Among the lot, Adani Power, Adani Total Gas and Adani Enterprises and two PSU defence companies – Bharat Dynamics and Mazagaon Dock Shipbuilders – have seen their market price more-than-double during Samvat 2078. ITC and Mahindra & Mahindra from the S&P BSE Sensex and Nifty 50 index have surged 53 per cent and 48 per cent, respectively.
Among sectors, power (up 38 per cent) gained the most, followed by capital goods (16 per cent), while fast moving consumer goods (FMCG) and automobiles, up 14 per cent each. However, realty stocks cracked with the index slipping 22 per cent, followed by IT (17 per cent), metal (9 per cent), healthcare (7 per cent) and consumer durable (5 per cent) indexes.
Analysts at Axis Securities believe that the relative outperformance of the Indian markets will sustain in Samvat 2079 and would be led by favourable macroeconomic factors and better-than-historical fundamentals of Indian corporates. While inflation continues to be a major challenge in the developed world, they believe inflation in the domestic economy is manageable.

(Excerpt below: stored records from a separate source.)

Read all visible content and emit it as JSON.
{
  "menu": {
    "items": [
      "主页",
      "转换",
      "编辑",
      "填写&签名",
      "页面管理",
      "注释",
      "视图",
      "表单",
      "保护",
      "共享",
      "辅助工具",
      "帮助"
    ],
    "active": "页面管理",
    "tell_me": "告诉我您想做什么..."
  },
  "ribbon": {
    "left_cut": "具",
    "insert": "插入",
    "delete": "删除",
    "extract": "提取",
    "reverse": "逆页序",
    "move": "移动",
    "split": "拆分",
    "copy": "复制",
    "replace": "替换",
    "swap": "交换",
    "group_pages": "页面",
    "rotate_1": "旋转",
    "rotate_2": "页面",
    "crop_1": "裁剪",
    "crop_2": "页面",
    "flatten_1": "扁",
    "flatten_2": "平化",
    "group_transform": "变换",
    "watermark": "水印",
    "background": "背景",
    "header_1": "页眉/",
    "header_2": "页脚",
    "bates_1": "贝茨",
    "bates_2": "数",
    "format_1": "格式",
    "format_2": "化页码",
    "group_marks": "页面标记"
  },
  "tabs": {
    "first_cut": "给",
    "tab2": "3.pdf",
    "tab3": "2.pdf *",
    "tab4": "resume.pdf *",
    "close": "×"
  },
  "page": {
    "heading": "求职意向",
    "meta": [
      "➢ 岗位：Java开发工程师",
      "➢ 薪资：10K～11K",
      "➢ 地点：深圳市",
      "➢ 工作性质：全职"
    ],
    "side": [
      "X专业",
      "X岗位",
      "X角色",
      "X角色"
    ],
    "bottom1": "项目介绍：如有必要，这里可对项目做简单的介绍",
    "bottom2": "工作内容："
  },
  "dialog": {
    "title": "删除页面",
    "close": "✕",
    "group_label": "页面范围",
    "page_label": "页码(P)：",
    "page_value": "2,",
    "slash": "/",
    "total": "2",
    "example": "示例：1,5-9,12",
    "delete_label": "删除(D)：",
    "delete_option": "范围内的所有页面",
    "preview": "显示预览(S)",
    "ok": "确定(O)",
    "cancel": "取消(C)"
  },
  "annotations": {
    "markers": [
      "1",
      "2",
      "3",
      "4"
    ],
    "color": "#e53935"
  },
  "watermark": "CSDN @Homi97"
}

“Banks, Domestic Industrials, FMCG, Auto, Hospitals, and Discretionary consumption have outperformed the cyclical + export-oriented themes since the June bottom. We believe this trend is likely to continue in the upcoming quarters," they wrote in a recent note.
Those at ICICI Securities expect India Inc to deliver earnings growth in excess of 15 per cent over the next two years given the current economic milieu and provide a plethora of investing opportunities in Indian markets.